The result is that at least some of the infrastructure that is critical to the global oil supply is vulnerable.

The drone dilemma

The age of drone warfare has opened up a Pandora’s Box of risk, with no obvious answers on the horizon. Drones are relatively cheap, can carry a modest explosive charge and their range and accuracy have increased.

Drones have become very popular among terrorist and rebel groups. ISIS flew dozens in an effort to take out Iraqi armor in the battle for Mosul in 2016. In January 2018, Moscow claimed that Syrian rebels sent 13 drones against the Russian airbases in the country — each packed with about 10 bomblets that contained about half a kilogram of high explosives. The Russians claimed that electronic countermeasures and the Pantsir system blocked the attack.

The US military has increased the deployment of Stinger ground-to-air missiles with ground forces in part to counter the drone threat. In recent years it has also conducted an exercise called ‘Black Dart’ into combating hostile drones, using everything from lasers to guns and electronic counter-measures.
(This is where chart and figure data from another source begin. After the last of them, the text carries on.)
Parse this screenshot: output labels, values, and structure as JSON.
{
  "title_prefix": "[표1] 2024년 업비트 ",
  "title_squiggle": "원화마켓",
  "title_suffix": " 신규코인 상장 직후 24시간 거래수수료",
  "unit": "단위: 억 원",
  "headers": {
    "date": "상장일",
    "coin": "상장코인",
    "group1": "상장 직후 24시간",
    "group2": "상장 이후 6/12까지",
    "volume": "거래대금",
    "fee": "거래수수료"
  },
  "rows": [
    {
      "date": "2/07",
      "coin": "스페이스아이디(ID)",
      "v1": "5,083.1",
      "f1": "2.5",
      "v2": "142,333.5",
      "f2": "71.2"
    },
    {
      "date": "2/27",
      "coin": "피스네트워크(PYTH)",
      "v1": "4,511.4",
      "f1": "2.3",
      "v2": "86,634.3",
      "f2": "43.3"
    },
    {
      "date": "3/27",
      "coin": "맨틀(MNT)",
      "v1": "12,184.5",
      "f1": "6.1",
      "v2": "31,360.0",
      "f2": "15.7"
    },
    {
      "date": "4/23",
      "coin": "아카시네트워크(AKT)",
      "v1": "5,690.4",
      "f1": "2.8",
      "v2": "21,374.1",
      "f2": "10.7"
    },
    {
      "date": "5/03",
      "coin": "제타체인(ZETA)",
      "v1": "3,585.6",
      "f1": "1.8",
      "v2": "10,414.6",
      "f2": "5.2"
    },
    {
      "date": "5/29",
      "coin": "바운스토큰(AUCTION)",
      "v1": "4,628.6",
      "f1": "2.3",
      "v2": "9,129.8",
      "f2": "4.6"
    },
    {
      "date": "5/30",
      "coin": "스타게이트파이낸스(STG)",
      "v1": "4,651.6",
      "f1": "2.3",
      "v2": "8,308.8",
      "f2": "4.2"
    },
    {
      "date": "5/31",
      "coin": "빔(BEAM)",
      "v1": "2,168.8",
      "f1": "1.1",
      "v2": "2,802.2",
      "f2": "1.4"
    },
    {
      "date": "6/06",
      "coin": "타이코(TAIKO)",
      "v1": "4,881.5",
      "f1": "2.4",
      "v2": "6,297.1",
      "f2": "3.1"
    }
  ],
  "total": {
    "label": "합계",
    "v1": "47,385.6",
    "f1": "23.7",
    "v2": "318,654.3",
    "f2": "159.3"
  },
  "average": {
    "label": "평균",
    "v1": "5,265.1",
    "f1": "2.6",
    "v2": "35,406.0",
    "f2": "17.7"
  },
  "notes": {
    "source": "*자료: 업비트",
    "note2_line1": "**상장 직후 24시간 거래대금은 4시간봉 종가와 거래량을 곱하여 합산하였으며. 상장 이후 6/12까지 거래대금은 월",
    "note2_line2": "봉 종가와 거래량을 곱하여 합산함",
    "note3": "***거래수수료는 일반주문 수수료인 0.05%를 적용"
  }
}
Binnie expects that the shock of the weekend attacks will send Saudi Arabia — already the world’s largest arms importer — into the market again. “Having previously focused on ballistic missile defense, the Saudis and others now need to look at how to defend themselves against cruise missiles as well,” he told CNN.

“The size of the kingdom, the way its critical infrastructure is spread out, and the ability of very long-range cruise missiles to take circuitous routes around defenses makes this a serious challenge.”

It’s a strange irony of modern warfare that “low, slow and small” can often pose a greater danger than more sophisticated systems. Saudi Arabia has just seen how devastating that can be at first hand.